SpaceX a révélé des obstacles potentiels à ses projets de développement de centres de données d’IA en orbite, affirmant que ces projets pourraient ne jamais atteindre la viabilité commerciale en raison d’une complexité technique importante et de technologies non éprouvées. Cette reconnaissance a été faite dans son dossier pré-IPO S-1, visant à informer les investisseurs des risques inhérents tout en offrant une protection juridique à l’entreprise.
Le dossier S-1 indique que les initiatives de SpaceX en matière de calcul orbital de l’IA et d’industrialisation interplanétaire en sont à leurs débuts. L’entreprise note que ces projets sont semés d’incertitudes liées au fonctionnement dans l’environnement hostile de l’espace, ce qui pourrait entraîner des dysfonctionnements ou des pannes.
Elon Musk a déjà exprimé des opinions optimistes sur l’IA spatiale, la qualifiant de « évidente » lors du Forum économique mondial en janvier 2026. Il a prédit que l’établissement de centres de données d’IA dans l’espace deviendrait l’option la moins chère d’ici deux à trois ans. À la suite d’une fusion entre SpaceX et xAI en février, Musk a réitéré que « l’IA spatiale est évidemment le seul moyen d’évoluer ».

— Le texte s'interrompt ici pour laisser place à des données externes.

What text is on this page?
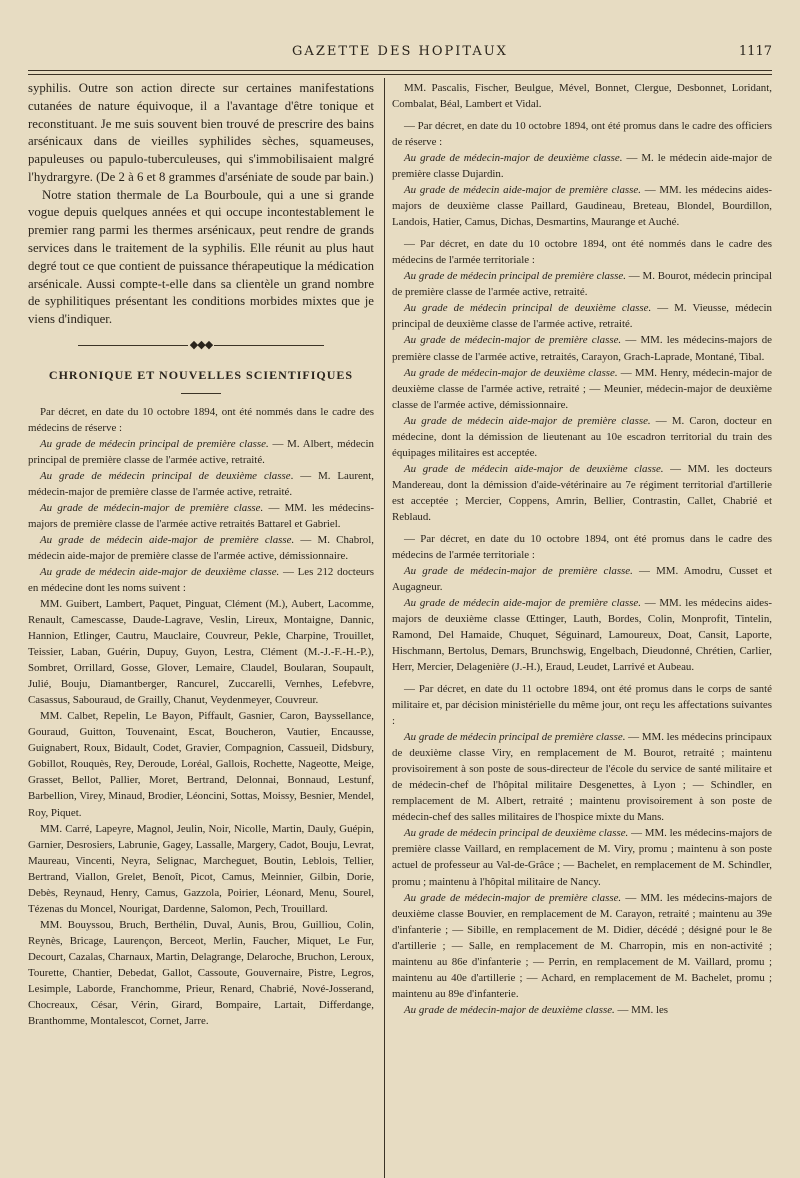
GAZETTE DES HOPITAUX	1117

syphilis. Outre son action directe sur certaines manifestations cutanées de nature équivoque, il a l'avantage d'être tonique et reconstituant. Je me suis souvent bien trouvé de prescrire des bains arsénicaux dans de vieilles syphilides sèches, squameuses, papuleuses ou papulo-tuberculeuses, qui s'immobilisaient malgré l'hydrargyre. (De 2 à 6 et 8 grammes d'arséniate de soude par bain.)

Notre station thermale de La Bourboule, qui a une si grande vogue depuis quelques années et qui occupe incontestablement le premier rang parmi les thermes arsénicaux, peut rendre de grands services dans le traitement de la syphilis. Elle réunit au plus haut degré tout ce que contient de puissance thérapeutique la médication arsénicale. Aussi compte-t-elle dans sa clientèle un grand nombre de syphilitiques présentant les conditions morbides mixtes que je viens d'indiquer.

◆◆◆
CHRONIQUE ET NOUVELLES SCIENTIFIQUES

Par décret, en date du 10 octobre 1894, ont été nommés dans le cadre des médecins de réserve :

Au grade de médecin principal de première classe. — M. Albert, médecin principal de première classe de l'armée active, retraité.

Au grade de médecin principal de deuxième classe. — M. Laurent, médecin-major de première classe de l'armée active, retraité.

Au grade de médecin-major de première classe. — MM. les médecins-majors de première classe de l'armée active retraités Battarel et Gabriel.

Au grade de médecin aide-major de première classe. — M. Chabrol, médecin aide-major de première classe de l'armée active, démissionnaire.

Au grade de médecin aide-major de deuxième classe. — Les 212 docteurs en médecine dont les noms suivent :

MM. Guibert, Lambert, Paquet, Pinguat, Clément (M.), Aubert, Lacomme, Renault, Camescasse, Daude-Lagrave, Veslin, Lireux, Montaigne, Dannic, Hannion, Etlinger, Cautru, Mauclaire, Couvreur, Pekle, Charpine, Trouillet, Teissier, Laban, Guérin, Dupuy, Guyon, Lestra, Clément (M.-J.-F.-H.-P.), Sombret, Orrillard, Gosse, Glover, Lemaire, Claudel, Boularan, Soupault, Julié, Bouju, Diamantberger, Rancurel, Zuccarelli, Vernhes, Lefebvre, Casassus, Sabouraud, de Grailly, Chanut, Veydenmeyer, Couvreur.

MM. Calbet, Repelin, Le Bayon, Piffault, Gasnier, Caron, Bayssellance, Gouraud, Guitton, Touvenaint, Escat, Boucheron, Vautier, Encausse, Guignabert, Roux, Bidault, Codet, Gravier, Compagnion, Cassueil, Didsbury, Gobillot, Rouquès, Rey, Deroude, Loréal, Gallois, Rochette, Nageotte, Meige, Grasset, Bellot, Pallier, Moret, Bertrand, Delonnai, Bonnaud, Lestunf, Barbellion, Virey, Minaud, Brodier, Léoncini, Sottas, Moissy, Besnier, Mendel, Roy, Piquet.

MM. Carré, Lapeyre, Magnol, Jeulin, Noir, Nicolle, Martin, Dauly, Guépin, Garnier, Desrosiers, Labrunie, Gagey, Lassalle, Margery, Cadot, Bouju, Levrat, Maureau, Vincenti, Neyra, Selignac, Marcheguet, Boutin, Leblois, Tellier, Bertrand, Viallon, Grelet, Benoît, Picot, Camus, Meinnier, Gilbin, Dorie, Debès, Reynaud, Henry, Camus, Gazzola, Poirier, Léonard, Menu, Sourel, Tézenas du Moncel, Nourigat, Dardenne, Salomon, Pech, Trouillard.

MM. Bouyssou, Bruch, Berthélin, Duval, Aunis, Brou, Guilliou, Colin, Reynès, Bricage, Laurençon, Berceot, Merlin, Faucher, Miquet, Le Fur, Decourt, Cazalas, Charnaux, Martin, Delagrange, Delaroche, Bruchon, Leroux, Tourette, Chantier, Debedat, Gallot, Cassoute, Gouvernaire, Pistre, Legros, Lesimple, Laborde, Franchomme, Prieur, Renard, Chabrié, Nové-Josserand, Chocreaux, César, Vérin, Girard, Bompaire, Lartait, Differdange, Branthomme, Montalescot, Cornet, Jarre.

MM. Pascalis, Fischer, Beulgue, Mével, Bonnet, Clergue, Desbonnet, Loridant, Combalat, Béal, Lambert et Vidal.

— Par décret, en date du 10 octobre 1894, ont été promus dans le cadre des officiers de réserve :

Au grade de médecin-major de deuxième classe. — M. le médecin aide-major de première classe Dujardin.

Au grade de médecin aide-major de première classe. — MM. les médecins aides-majors de deuxième classe Paillard, Gaudineau, Breteau, Blondel, Bourdillon, Landois, Hatier, Camus, Dichas, Desmartins, Maurange et Auché.

— Par décret, en date du 10 octobre 1894, ont été nommés dans le cadre des médecins de l'armée territoriale :

Au grade de médecin principal de première classe. — M. Bourot, médecin principal de première classe de l'armée active, retraité.

Au grade de médecin principal de deuxième classe. — M. Vieusse, médecin principal de deuxième classe de l'armée active, retraité.

Au grade de médecin-major de première classe. — MM. les médecins-majors de première classe de l'armée active, retraités, Carayon, Grach-Laprade, Montané, Tibal.

Au grade de médecin-major de deuxième classe. — MM. Henry, médecin-major de deuxième classe de l'armée active, retraité ; — Meunier, médecin-major de deuxième classe de l'armée active, démissionnaire.

Au grade de médecin aide-major de première classe. — M. Caron, docteur en médecine, dont la démission de lieutenant au 10e escadron territorial du train des équipages militaires est acceptée.

Au grade de médecin aide-major de deuxième classe. — MM. les docteurs Mandereau, dont la démission d'aide-vétérinaire au 7e régiment territorial d'artillerie est acceptée ; Mercier, Coppens, Amrin, Bellier, Contrastin, Callet, Chabrié et Reblaud.

— Par décret, en date du 10 octobre 1894, ont été promus dans le cadre des médecins de l'armée territoriale :

Au grade de médecin-major de première classe. — MM. Amodru, Cusset et Augagneur.

Au grade de médecin aide-major de première classe. — MM. les médecins aides-majors de deuxième classe Œttinger, Lauth, Bordes, Colin, Monprofit, Tintelin, Ramond, Del Hamaide, Chuquet, Séguinard, Lamoureux, Doat, Cansit, Laporte, Hischmann, Bertolus, Demars, Brunchswig, Engelbach, Dieudonné, Chrétien, Carlier, Herr, Mercier, Delagenière (J.-H.), Eraud, Leudet, Larrivé et Aubeau.

— Par décret, en date du 11 octobre 1894, ont été promus dans le corps de santé militaire et, par décision ministérielle du même jour, ont reçu les affectations suivantes :

Au grade de médecin principal de première classe. — MM. les médecins principaux de deuxième classe Viry, en remplacement de M. Bourot, retraité ; maintenu provisoirement à son poste de sous-directeur de l'école du service de santé militaire et de médecin-chef de l'hôpital militaire Desgenettes, à Lyon ; — Schindler, en remplacement de M. Albert, retraité ; maintenu provisoirement à son poste de médecin-chef des salles militaires de l'hospice mixte du Mans.

Au grade de médecin principal de deuxième classe. — MM. les médecins-majors de première classe Vaillard, en remplacement de M. Viry, promu ; maintenu à son poste actuel de professeur au Val-de-Grâce ; — Bachelet, en remplacement de M. Schindler, promu ; maintenu à l'hôpital militaire de Nancy.

Au grade de médecin-major de première classe. — MM. les médecins-majors de deuxième classe Bouvier, en remplacement de M. Carayon, retraité ; maintenu au 39e d'infanterie ; — Sibille, en remplacement de M. Didier, décédé ; désigné pour le 8e d'artillerie ; — Salle, en remplacement de M. Charropin, mis en non-activité ; maintenu au 86e d'infanterie ; — Perrin, en remplacement de M. Vaillard, promu ; maintenu au 40e d'artillerie ; — Achard, en remplacement de M. Bachelet, promu ; maintenu au 89e d'infanterie.

Au grade de médecin-major de deuxième classe. — MM. les
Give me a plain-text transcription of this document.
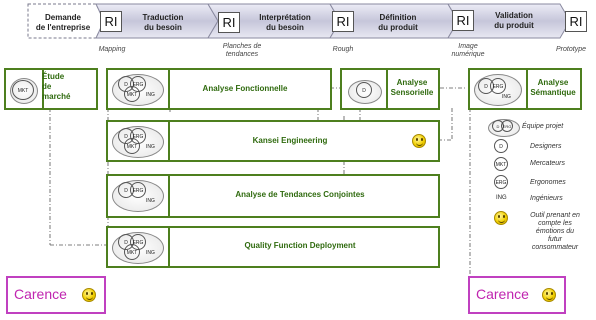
Demande
de l'entreprise
Traduction
du besoin
Interprétation
du besoin
Définition
du produit
Validation
du produit
RI	RI	RI	RI	RI
Mapping	Planches de
tendances
Rough	Image
numérique
Prototype
MKT
Étude
de
marché
Analyse Fonctionnelle	D
Analyse
Sensorielle
Analyse
Sémantique
Kansei Engineering
Analyse de Tendances Conjointes
Quality Function Deployment
D ERG
MKT	ING
D ERG
MKT	ING
D ERG
ING
D ERG
MKT	ING
D ERG
ING
D ERG Équipe projet
D	Designers
MKT	Mercateurs
ERG	Ergonomes
ING	Ingénieurs
Outil prenant en
compte les
émotions du
futur
consommateur
Carence	Carence
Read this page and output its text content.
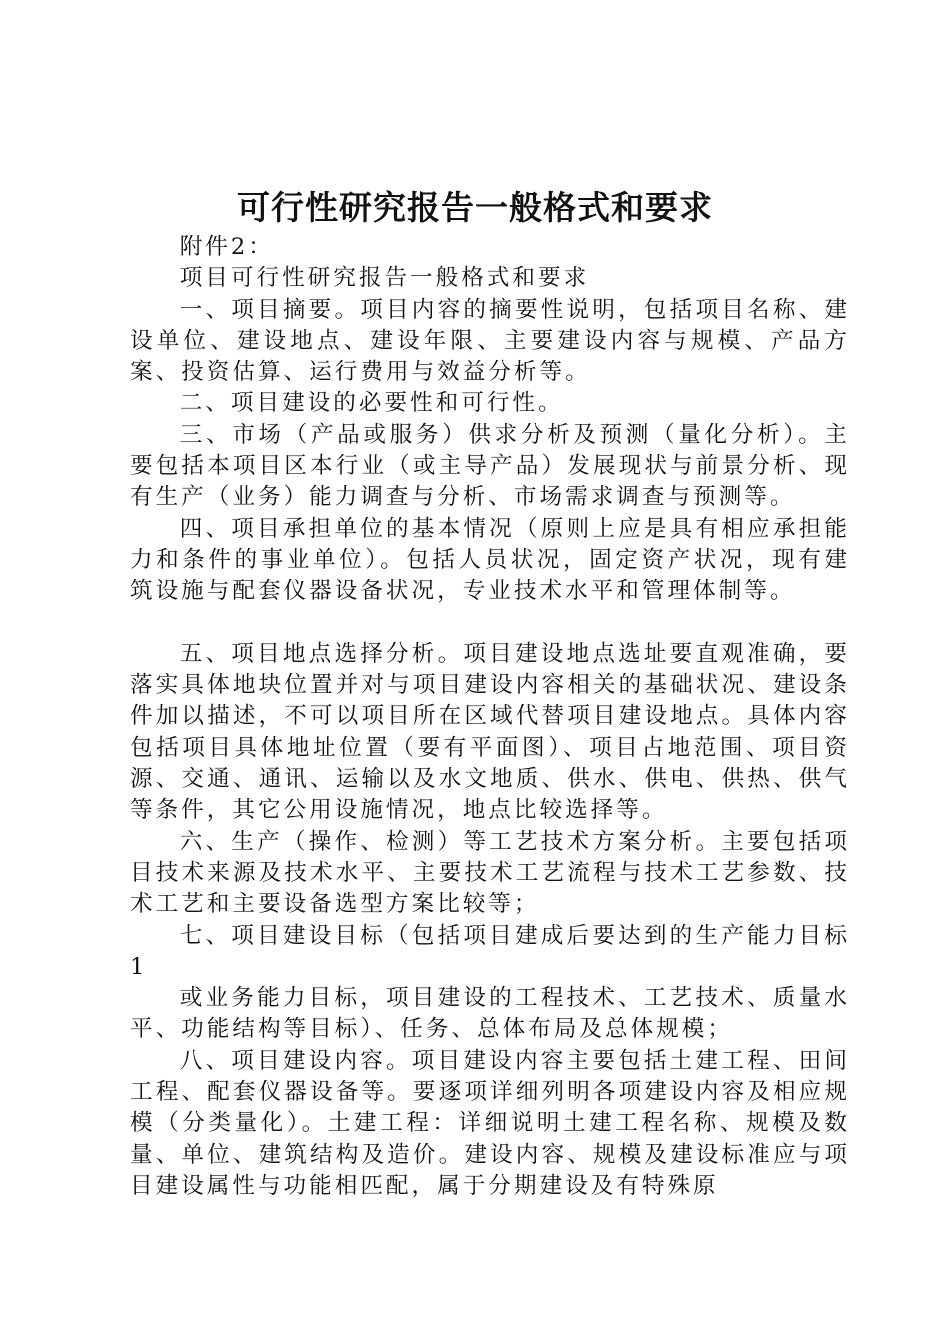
可行性研究报告一般格式和要求

附件2：

项目可行性研究报告一般格式和要求

一、项目摘要。项目内容的摘要性说明，包括项目名称、建设单位、建设地点、建设年限、主要建设内容与规模、产品方案、投资估算、运行费用与效益分析等。

二、项目建设的必要性和可行性。

三、市场（产品或服务）供求分析及预测（量化分析）。主要包括本项目区本行业（或主导产品）发展现状与前景分析、现有生产（业务）能力调查与分析、市场需求调查与预测等。

四、项目承担单位的基本情况（原则上应是具有相应承担能力和条件的事业单位）。包括人员状况，固定资产状况，现有建筑设施与配套仪器设备状况，专业技术水平和管理体制等。

五、项目地点选择分析。项目建设地点选址要直观准确，要落实具体地块位置并对与项目建设内容相关的基础状况、建设条件加以描述，不可以项目所在区域代替项目建设地点。具体内容包括项目具体地址位置（要有平面图）、项目占地范围、项目资源、交通、通讯、运输以及水文地质、供水、供电、供热、供气等条件，其它公用设施情况，地点比较选择等。

六、生产（操作、检测）等工艺技术方案分析。主要包括项目技术来源及技术水平、主要技术工艺流程与技术工艺参数、技术工艺和主要设备选型方案比较等；

七、项目建设目标（包括项目建成后要达到的生产能力目标1

或业务能力目标，项目建设的工程技术、工艺技术、质量水平、功能结构等目标）、任务、总体布局及总体规模；

八、项目建设内容。项目建设内容主要包括土建工程、田间工程、配套仪器设备等。要逐项详细列明各项建设内容及相应规模（分类量化）。土建工程：详细说明土建工程名称、规模及数量、单位、建筑结构及造价。建设内容、规模及建设标准应与项目建设属性与功能相匹配，属于分期建设及有特殊原
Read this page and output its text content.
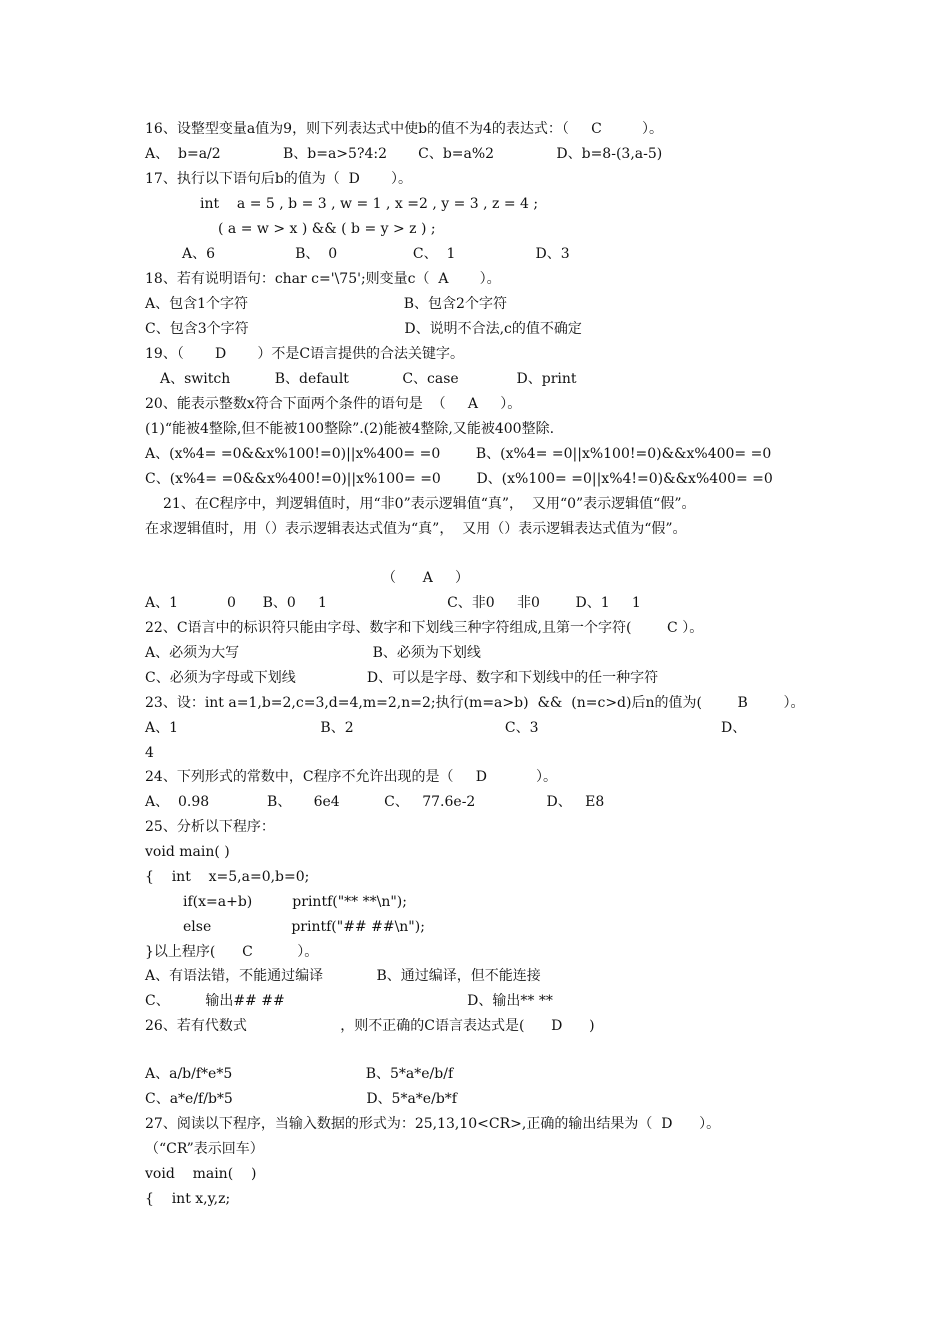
16、设整型变量a值为9，则下列表达式中使b的值不为4的表达式：（     C         ）。
A、  b=a/2              B、b=a>5?4:2       C、b=a%2              D、b=8-(3,a-5)
17、执行以下语句后b的值为（  D       ）。
int    a = 5 , b = 3 , w = 1 , x =2 , y = 3 , z = 4 ;
( a = w > x ) && ( b = y > z ) ;
A、6                  B、  0                 C、  1                  D、3
18、若有说明语句：char c='\75';则变量c（  A       ）。
A、包含1个字符                                   B、包含2个字符
C、包含3个字符                                   D、说明不合法,c的值不确定
19、（       D       ）不是C语言提供的合法关键字。
A、switch          B、default            C、case             D、print
20、能表示整数x符合下面两个条件的语句是  （     A     ）。
(1)“能被4整除,但不能被100整除”.(2)能被4整除,又能被400整除.
A、(x%4= =0&&x%100!=0)||x%400= =0        B、(x%4= =0||x%100!=0)&&x%400= =0
C、(x%4= =0&&x%400!=0)||x%100= =0        D、(x%100= =0||x%4!=0)&&x%400= =0
21、在C程序中，判逻辑值时，用“非0”表示逻辑值“真”，  又用“0”表示逻辑值“假”。
在求逻辑值时，用（）表示逻辑表达式值为“真”，  又用（）表示逻辑表达式值为“假”。
（      A     ）
A、1           0      B、0     1                           C、非0     非0        D、1     1
22、C语言中的标识符只能由字母、数字和下划线三种字符组成,且第一个字符(        C ）。
A、必须为大写                              B、必须为下划线
C、必须为字母或下划线                D、可以是字母、数字和下划线中的任一种字符
23、设：int a=1,b=2,c=3,d=4,m=2,n=2;执行(m=a>b)  &&  (n=c>d)后n的值为(        B        ）。
A、1                                B、2                                  C、3                                         D、
4
24、下列形式的常数中，C程序不允许出现的是（     D           ）。
A、  0.98             B、     6e4          C、   77.6e-2                D、   E8
25、分析以下程序：
void main( )
{    int    x=5,a=0,b=0;
if(x=a+b)         printf("** **\n");
else                  printf("## ##\n");
}以上程序(      C          ）。
A、有语法错，不能通过编译            B、通过编译，但不能连接
C、        输出## ##                                         D、输出** **
26、若有代数式                     ，则不正确的C语言表达式是(      D      )
A、a/b/f*e*5                              B、5*a*e/b/f
C、a*e/f/b*5                              D、5*a*e/b*f
27、阅读以下程序，当输入数据的形式为：25,13,10<CR>,正确的输出结果为（  D      ）。
（“CR”表示回车）
void    main(    )
{    int x,y,z;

Cependant, le dépôt S-1 adopte une approche plus prudente. Il souligne que les technologies nécessaires à un fonctionnement efficace en orbite n’ont pas encore fait leurs preuves. Les outils d’IA qui fonctionnent de manière optimale sur Terre doivent résister à des conditions extrêmes dans l’espace sans possibilité de réparation sur site, ce qui augmente leurs risques opérationnels.
SpaceX prévoit d’utiliser sa fusée réutilisable de nouvelle génération, Starship, pour déployer les centres de données. Cependant, le développement de Starship a connu des retards importants et des échecs de tests. Le dossier S-1 prévient que tout revers dans le développement de Starship pourrait gravement entraver la stratégie de croissance de SpaceX.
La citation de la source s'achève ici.